The next several mornings will feature a rare cosmic spectacle in the pre-dawn sky as Venus, Jupiter and Mars form a tight-knit triangle above the horizon.
People heading outside before sunrise can look to the east to see the three planets in close proximity to each other as they form an oddly shaped planetary triangle, according to EarthSky.
Those that head outside and find only clouds should not have to worry about missing the planetary pileup as Venus, Jupiter and Mars remain near each other through the start of November. This should give people several opportunities to view the phenomenon for when the weather cooperates.
Monday morning was the closest that the three planets will appear until 2021, but even though they are drifting apart, they will still remain relatively close and easy to pick out with the naked eye into November.
Venus is the third brightest natural object in the sky, after the sun and the moon, and will be sitting next to Jupiter. Mars may be a bit more difficult to pick out but should be visible just below Venus and Jupiter.
If there is a clear view of the horizon, a fourth planet may also be visible.
Mercury will be a small, but visible dot right above the horizon close to where the sun rises.
However, to see Mercury skygazers will have to look about an hour before sunrise due to how close it is to the horizon. As it gets closer to sunrise, Mercury will be lost in the sunlight.
While the planets will be visible with the unaided eye, those with a telescope or a good pair of binoculars may be in for an extra treat.
When focused on Jupiter with a telescope or pair of binoculars that is strong enough, onlookers may be able to discern four of the planet's largest moons: Io, Europa, Ganymede and Callisto.
Those attempting to view these moons with binoculars should do so with a tripod or by resting the binoculars on a steady object. The view may be too shaky to pick out the moons without being steadied.
Due to how fast these moons orbit the giant planet, Jupiter's moons will be in different locations on different mornings.
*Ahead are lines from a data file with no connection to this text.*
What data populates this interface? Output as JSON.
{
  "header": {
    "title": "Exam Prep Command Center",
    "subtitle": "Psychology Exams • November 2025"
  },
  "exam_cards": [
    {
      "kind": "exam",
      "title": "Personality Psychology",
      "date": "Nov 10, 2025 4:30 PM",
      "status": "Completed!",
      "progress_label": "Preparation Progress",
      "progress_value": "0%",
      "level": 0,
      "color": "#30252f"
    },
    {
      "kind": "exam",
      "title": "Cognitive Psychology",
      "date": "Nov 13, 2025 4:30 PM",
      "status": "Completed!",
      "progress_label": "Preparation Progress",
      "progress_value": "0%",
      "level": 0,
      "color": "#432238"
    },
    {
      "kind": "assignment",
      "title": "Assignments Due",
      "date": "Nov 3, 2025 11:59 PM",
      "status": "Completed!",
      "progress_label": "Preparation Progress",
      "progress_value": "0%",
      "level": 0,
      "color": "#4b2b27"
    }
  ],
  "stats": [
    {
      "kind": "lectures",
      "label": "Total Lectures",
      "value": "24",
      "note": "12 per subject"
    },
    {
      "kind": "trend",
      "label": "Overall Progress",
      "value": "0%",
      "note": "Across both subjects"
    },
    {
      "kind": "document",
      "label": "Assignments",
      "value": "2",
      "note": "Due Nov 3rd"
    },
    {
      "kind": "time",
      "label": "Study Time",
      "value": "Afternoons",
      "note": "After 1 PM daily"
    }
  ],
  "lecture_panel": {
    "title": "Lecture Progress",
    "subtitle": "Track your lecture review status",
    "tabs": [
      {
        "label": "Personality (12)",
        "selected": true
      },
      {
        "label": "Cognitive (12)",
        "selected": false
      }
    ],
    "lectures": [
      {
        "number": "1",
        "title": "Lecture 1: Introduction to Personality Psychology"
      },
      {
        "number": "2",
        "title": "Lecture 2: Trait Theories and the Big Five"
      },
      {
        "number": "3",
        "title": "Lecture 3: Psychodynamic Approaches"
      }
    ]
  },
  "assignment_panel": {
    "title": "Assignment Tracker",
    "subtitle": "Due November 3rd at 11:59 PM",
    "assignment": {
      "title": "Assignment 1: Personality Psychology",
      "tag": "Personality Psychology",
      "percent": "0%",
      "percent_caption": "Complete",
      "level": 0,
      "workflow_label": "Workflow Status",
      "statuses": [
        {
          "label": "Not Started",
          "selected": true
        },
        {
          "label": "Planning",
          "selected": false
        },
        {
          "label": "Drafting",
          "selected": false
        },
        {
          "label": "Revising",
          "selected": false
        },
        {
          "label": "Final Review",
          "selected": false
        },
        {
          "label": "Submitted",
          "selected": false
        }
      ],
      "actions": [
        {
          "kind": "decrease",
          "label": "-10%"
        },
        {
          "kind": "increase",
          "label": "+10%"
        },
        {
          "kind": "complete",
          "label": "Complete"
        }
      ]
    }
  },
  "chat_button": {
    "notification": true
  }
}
If only three of the moons are visible, the fourth may be either directly in front of or hidden behind the gas giant.
By the start of November, the triad of planets will start to disperse across the early morning sky, but another celestial phenomenon will take place.
On the mornings of Nov. 6 and Nov. 7, the crescent moon will enter the picture, making a close approach to Jupiter, Venus and Mars.
People heading out before sunrise on Friday, Nov. 6, will see the moon making a close approach to Jupiter, while those looking up at the sky on the morning of Saturday, Nov. 7, will see the moon sitting next to Venus and Mars.